Because of the advocacy initiated by Balderstone, McIntire, and countless other women, Michigan is now considering legislation to provide free feminine hygiene products at public buildings, which could help alleviate some stress on low income women and girls. The state is also one of a handful considering eliminating the so called “tampon tax,” which considers feminine hygiene products taxable luxury items. Over a lifetime, these taxes have inflated the cost of having a period to as much as $18,000--an especially difficult burden on low income women.

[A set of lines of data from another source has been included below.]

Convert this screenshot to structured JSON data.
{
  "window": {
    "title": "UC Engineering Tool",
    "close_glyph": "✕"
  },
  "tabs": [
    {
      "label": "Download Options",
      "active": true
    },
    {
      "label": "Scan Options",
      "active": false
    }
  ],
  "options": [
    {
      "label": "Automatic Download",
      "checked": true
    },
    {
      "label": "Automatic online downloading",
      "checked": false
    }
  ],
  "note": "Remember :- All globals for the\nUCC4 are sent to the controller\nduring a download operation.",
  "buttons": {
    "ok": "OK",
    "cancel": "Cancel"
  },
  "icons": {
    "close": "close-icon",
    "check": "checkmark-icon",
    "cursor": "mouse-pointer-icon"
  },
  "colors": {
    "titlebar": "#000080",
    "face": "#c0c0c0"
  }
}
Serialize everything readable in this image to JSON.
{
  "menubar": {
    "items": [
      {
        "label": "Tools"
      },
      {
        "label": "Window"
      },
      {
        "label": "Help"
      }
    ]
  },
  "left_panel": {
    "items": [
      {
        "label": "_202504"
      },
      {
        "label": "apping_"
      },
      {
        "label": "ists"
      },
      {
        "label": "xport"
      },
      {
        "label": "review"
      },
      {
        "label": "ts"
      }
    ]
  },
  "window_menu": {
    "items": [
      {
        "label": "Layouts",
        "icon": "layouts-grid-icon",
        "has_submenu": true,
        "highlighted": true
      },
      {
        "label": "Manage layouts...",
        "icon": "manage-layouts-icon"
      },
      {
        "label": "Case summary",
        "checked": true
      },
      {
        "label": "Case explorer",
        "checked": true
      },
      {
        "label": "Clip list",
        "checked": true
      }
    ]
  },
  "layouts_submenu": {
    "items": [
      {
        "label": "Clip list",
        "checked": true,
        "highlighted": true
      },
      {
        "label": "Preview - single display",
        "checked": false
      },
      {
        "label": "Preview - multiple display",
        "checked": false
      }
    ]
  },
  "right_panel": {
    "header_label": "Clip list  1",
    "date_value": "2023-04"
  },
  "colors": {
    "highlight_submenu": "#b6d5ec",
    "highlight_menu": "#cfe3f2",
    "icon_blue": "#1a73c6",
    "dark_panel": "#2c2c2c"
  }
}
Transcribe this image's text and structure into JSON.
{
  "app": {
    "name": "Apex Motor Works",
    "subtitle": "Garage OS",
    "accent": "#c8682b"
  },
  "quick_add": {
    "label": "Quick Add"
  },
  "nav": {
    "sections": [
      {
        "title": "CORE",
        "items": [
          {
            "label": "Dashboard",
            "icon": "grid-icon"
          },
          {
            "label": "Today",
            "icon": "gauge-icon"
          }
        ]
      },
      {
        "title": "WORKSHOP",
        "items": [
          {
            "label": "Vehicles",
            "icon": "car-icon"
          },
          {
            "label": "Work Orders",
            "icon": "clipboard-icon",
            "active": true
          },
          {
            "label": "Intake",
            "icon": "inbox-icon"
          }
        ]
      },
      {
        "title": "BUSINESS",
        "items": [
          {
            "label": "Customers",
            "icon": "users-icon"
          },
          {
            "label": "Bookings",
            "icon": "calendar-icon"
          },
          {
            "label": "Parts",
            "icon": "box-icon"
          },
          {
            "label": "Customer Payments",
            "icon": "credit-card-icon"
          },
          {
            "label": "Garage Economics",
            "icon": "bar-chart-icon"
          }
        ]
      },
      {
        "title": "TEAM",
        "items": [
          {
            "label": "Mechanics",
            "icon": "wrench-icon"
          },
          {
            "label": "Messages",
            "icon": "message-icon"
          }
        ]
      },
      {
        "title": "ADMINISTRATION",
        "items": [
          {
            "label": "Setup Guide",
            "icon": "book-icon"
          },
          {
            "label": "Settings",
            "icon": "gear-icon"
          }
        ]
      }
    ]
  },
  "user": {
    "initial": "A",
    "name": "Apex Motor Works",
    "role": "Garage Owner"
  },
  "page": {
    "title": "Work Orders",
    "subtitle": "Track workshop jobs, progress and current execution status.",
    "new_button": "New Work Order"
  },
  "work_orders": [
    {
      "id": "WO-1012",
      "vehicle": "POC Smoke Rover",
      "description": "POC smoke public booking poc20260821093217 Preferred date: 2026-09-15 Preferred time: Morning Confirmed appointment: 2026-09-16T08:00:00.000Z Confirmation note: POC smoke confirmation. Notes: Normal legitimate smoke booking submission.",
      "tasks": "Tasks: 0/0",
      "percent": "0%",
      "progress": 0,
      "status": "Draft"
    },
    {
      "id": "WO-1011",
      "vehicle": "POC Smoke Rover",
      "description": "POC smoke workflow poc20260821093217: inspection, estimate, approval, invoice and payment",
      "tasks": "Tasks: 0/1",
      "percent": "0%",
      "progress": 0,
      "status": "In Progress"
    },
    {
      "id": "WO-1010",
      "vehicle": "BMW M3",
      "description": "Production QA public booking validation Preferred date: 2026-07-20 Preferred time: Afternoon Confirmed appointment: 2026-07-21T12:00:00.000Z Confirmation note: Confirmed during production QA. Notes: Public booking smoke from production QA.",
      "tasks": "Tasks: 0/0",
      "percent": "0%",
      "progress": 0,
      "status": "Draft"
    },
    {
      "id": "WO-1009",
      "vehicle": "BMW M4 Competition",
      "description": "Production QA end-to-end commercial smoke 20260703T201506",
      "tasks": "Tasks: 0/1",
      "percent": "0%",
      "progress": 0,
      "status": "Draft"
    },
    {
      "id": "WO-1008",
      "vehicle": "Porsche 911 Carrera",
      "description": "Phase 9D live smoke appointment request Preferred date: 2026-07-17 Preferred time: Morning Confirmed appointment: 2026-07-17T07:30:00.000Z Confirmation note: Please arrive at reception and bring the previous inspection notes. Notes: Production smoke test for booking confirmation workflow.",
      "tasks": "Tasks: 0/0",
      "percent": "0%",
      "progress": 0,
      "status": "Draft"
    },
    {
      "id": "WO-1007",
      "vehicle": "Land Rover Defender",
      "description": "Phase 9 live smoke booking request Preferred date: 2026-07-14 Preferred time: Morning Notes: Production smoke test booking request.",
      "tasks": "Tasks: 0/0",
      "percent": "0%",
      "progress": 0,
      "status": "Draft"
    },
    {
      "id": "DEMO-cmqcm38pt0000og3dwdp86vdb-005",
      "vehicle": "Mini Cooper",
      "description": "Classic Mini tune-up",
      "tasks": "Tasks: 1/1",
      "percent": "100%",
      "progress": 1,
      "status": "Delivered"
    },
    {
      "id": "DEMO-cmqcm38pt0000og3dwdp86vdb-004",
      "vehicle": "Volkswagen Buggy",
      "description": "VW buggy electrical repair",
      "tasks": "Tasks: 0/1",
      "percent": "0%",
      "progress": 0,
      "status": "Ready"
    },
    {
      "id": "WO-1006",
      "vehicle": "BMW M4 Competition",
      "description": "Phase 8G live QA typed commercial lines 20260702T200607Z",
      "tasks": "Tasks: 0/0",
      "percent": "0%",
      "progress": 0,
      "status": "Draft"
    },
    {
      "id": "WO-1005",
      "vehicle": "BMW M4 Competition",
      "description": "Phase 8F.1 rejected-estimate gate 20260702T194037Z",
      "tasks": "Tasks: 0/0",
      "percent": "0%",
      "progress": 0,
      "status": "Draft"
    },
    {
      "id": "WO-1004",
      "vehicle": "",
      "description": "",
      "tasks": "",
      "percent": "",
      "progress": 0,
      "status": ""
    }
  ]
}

Michigan Senator Rebekah Warren of Ann Arbor, a sponsor of this legislation, called the tampon tax “outdated and discriminatory,” in a recent statement, arguing that women shouldn’t have to “pay a 6 percent penalty when they buy medically necessary items.” While repealing the period tax is welcome progress, more comprehensive solutions are needed for those who fall through the cracks.
Be A Rose accepts in-kind and monetary donations to supply at risk women for all their monthly needs. Overall, we aim to disrupt the cycle of poverty and shame many women, young and old, experience due to a lack of reproductive health education and access to feminine hygiene supplies. Our work for women’s education and empowerment, coupled with policy changes, gives us hope for a strong future for women in West Michigan.